The syntax of a for loop is
for ( expr1opt ; expr2opt ; expr3opt ) statement
Each of expr1, expr2, and expr3 are optional. The statement
for ( ; ; ) { // do something }
will loop "forever", unless there's a break or return statement somewhere in the body of the loop.
expr1, if present, is evaluated exactly once before loop execution - it's used to establish some initial state (such as setting an index to 0, or assigning a pointer value, or something like that).
expr2, if present, is evaluated before each iteration of the loop body. It's the test condition for continuing loop execution. If the expression evaluates to a non-zero value, the loop body is executed; otherwise, the loop exits. If expr2 is missing, it is assumed to evaluate to 1 (true).
expr3, if present, is evaluated after each iteration of the loop body. It usually updates whatever is being tested in expr2.
for (i = 0; s[i] == t[i]; i++) It have no length instead have this s[i] == t[i]
This loop will execute as long as s[i] == t[i]; as soon as t[i] is not equal to s[i], the loop will exit. By itself, this means the loop will run past the end of the string in case you have identical strings - if both s and t contain "foo", then the loop will run as
s[0] == t[0] == 'f'
s[1] == t[1] == 'o'
s[2] == t[2] == 'o'
s[3] == t[3] == 0
s[4] == t[4] // danger, past the end of the string
So, within the body of the loop, the code also checks to see if a[i] is 0 - if so, that means we've matched everything up to the 0 terminator, and the strings are identical.
So, basically, it goes...
s[0] == t[0] == 'f', s[0] != 0, keep going
s[1] == t[1] == 'o', s[1] != 0, keep going
s[2] == t[2] == 'o', s[2] != 0, keep going
s[3] == t[3] == 0, s[3] == 0, at end of s, strings match
for ( ; *s == *t; s++, t++)
does exactly the same thing as the first loop, but instead of using the [] operator to index into s and t, it just uses the pointers. Since there's nothing to initialize, the first expression is just left empty.

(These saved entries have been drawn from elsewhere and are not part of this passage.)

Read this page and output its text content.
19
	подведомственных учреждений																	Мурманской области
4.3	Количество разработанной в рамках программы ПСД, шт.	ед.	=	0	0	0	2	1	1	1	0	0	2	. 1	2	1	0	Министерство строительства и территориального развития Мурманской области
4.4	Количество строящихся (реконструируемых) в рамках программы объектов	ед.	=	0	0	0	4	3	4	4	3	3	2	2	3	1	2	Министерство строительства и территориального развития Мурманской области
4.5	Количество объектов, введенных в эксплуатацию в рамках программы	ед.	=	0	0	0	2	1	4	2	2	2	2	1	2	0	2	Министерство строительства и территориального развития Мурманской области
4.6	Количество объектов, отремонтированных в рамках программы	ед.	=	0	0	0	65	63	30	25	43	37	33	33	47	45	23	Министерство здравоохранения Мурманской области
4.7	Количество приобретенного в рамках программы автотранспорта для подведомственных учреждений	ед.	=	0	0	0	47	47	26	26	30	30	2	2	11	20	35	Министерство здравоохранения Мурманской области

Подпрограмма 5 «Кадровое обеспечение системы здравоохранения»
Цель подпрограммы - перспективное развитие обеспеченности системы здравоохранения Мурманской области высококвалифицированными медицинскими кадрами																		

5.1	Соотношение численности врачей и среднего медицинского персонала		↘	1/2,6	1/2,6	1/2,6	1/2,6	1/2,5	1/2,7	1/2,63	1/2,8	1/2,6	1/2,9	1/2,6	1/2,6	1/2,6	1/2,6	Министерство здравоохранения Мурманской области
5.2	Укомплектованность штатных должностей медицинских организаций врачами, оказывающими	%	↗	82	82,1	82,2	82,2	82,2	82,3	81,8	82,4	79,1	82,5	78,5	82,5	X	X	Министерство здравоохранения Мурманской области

In the first case, the code after the for statement is checking to see if the end-of-string marker has been found, and if so the function returns 0.
In the case of the second for statement, the initialization part of the for statement is not filled in, so the statement starts with for( ;. This is perfectly legitimate.
Best of luck.
For loop has 3 parts - initialization , condition and loop expresion. All these are optional.
So this loop-
for (i = 0; s[i] == t[i]; i++)
It runs till character s[i] is equal to t[i]. So this is condition. If it is false loop breaks.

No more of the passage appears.